Indien een persoon zich wendt tot het college voor schuldhulpverlening vindt binnen 4 weken een keukentafelgesprek plaats. Een keukentafelgesprek is een laagdrempelig gesprek, waarin de verzoeker zijn of haar financiële situatie weergeeft en geïnformeerd wordt over de schuldhulpverlening en de rechten en plichten. Daarnaast wordt tijdens dit gesprek de hulpvraag vastgesteld. Als sprake is van een bedreigende situatie, dient voornoemd keukentafelgesprek binnen 3 werkdagen plaats te vinden. In artikel 4, lid 2, van de Wgs wordt onder bedreigende situatie het navolgende verstaan: gedwongen woningontruiming, beëindiging van de levering van gas, elektriciteit, stadsverwarming of water of opzegging dan wel ontbinding van de zorgverzekering.

Indien sprake is van en een situatie waarin minderjarige kinderen zijn betrokken, dient binnen 10 werkdagen een keukentafelgesprek plaats te vinden. Het college verstrekt de verzoeker binnen een week na het keukentafelgesprek een verslag, waarin de uitkomsten van het keukentafelgesprek zijn vastgelegd. Verzoeker dient het verslag binnen 5 werkdagen voor gezien of akkoord te tekenen en te retourneren aan de gemeente.

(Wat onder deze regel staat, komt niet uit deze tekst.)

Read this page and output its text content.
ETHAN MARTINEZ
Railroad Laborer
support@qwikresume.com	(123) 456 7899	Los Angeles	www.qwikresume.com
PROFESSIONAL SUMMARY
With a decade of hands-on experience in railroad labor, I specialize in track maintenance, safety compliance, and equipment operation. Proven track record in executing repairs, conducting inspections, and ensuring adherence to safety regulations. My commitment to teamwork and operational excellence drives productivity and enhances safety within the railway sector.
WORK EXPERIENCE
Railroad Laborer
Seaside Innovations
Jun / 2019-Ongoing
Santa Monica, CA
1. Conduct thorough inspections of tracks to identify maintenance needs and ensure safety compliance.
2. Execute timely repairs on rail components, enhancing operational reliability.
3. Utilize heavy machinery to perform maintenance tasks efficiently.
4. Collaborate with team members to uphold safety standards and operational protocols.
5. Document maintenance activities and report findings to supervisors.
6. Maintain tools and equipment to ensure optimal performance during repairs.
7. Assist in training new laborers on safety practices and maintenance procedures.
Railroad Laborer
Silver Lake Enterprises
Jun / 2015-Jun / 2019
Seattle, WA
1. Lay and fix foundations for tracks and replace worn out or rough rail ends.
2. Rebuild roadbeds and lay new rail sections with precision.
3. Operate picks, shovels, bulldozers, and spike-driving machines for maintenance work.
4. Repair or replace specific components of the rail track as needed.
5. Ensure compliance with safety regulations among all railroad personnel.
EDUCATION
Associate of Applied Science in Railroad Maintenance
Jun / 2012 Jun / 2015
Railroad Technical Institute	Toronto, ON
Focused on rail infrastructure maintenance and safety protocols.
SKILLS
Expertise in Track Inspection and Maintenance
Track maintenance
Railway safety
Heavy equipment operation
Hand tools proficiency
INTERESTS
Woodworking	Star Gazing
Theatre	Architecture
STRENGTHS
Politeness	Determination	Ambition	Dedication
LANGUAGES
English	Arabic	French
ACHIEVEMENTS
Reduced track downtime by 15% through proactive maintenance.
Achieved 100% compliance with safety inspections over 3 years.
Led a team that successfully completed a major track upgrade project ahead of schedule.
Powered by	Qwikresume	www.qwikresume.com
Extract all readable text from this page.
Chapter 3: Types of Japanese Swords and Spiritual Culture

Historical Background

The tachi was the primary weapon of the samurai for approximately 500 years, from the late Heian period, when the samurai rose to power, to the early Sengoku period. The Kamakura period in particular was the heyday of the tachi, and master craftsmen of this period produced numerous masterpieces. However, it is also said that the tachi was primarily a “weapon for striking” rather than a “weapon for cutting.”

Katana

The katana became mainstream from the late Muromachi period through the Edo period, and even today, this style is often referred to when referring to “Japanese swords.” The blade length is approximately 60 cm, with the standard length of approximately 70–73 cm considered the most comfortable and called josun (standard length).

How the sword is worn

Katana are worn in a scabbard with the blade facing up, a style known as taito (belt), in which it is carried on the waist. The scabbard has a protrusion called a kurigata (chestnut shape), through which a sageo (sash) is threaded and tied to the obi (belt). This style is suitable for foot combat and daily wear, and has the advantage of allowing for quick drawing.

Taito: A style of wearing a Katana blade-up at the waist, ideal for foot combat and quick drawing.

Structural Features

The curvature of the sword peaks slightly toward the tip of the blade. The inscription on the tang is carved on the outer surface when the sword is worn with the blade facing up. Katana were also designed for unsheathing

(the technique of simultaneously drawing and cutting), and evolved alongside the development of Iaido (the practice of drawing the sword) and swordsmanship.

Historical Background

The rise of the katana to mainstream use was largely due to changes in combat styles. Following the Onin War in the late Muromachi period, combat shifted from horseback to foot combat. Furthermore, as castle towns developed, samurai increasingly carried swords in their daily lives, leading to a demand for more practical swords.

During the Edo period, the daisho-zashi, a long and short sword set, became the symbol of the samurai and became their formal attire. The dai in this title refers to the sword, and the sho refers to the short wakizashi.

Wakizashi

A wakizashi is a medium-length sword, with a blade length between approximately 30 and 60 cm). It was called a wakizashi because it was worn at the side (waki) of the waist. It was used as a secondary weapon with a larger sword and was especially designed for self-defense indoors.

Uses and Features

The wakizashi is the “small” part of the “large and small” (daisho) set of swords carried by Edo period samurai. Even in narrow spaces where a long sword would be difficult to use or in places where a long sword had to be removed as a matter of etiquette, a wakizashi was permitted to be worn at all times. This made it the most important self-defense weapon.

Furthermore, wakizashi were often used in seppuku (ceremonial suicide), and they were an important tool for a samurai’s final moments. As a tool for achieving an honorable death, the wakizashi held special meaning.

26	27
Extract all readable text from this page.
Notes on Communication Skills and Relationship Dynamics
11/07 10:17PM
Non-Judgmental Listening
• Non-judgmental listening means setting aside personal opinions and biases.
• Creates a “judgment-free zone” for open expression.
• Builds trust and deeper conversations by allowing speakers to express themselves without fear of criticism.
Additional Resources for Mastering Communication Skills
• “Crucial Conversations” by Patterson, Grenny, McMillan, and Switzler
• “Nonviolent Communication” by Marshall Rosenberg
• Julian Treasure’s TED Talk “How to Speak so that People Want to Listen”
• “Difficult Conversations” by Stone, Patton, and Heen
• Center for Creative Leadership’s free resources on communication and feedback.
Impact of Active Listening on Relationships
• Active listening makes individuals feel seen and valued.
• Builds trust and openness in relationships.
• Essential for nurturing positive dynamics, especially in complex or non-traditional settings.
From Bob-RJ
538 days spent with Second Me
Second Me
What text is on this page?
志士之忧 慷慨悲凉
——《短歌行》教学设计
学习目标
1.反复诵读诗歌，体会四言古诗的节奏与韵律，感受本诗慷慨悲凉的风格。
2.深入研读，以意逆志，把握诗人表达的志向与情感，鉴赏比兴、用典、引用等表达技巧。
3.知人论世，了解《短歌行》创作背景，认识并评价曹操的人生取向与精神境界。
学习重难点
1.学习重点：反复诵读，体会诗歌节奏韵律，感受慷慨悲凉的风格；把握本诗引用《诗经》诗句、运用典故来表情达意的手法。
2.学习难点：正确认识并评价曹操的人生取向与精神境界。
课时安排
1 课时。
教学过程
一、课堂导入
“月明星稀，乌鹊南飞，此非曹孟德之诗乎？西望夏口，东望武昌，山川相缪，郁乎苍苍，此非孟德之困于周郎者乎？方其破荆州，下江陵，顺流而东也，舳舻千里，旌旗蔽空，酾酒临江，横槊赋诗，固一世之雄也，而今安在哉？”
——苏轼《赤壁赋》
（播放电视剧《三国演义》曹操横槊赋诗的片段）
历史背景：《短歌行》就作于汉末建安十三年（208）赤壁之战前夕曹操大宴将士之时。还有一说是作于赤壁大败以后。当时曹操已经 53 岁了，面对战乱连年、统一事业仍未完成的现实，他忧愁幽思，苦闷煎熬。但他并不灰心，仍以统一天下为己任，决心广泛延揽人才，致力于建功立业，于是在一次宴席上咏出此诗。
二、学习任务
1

Tijdens het keukentafelgesprek wordt de situatie en de hulpvraag in kaart gebracht. Ook wordt de zelfredzaamheid getoetst. Er wordt ingeschat of er sprake is van een problematische schuld. Als tijdens het keukentafelgesprek blijkt dat er hoogstwaarschijnlijk sprake is van een niet- problematische schuld, dan kan worden volstaan met informatie en advies. Het betreft in dat geval informatie en advies over het zelfstandig bereiken van duurzaam financieel evenwicht zonder gebruik te maken van de producten betalingsregeling, duurzame financiële dienstverlening (stabilisatie), schuldbemiddeling, budgetbeheer, budgetcoaching, begeleiding naar de WSNP en crisisinterventie. Onder informatie en advies wordt ook verstaan de doorverwijzing naar derden.

Als het college tijdens het keukentafelgesprek tot de conclusie komt dat het schuldprobleem van verzoeker met een eenmalig advies kan worden opgelost, kan het dus volstaan met een beknopt verslag. In dit verslag dient te worden vastgelegd welke informatie en welk advies in het onderhavige geval aan de verzoeker is c.q. wordt gegeven.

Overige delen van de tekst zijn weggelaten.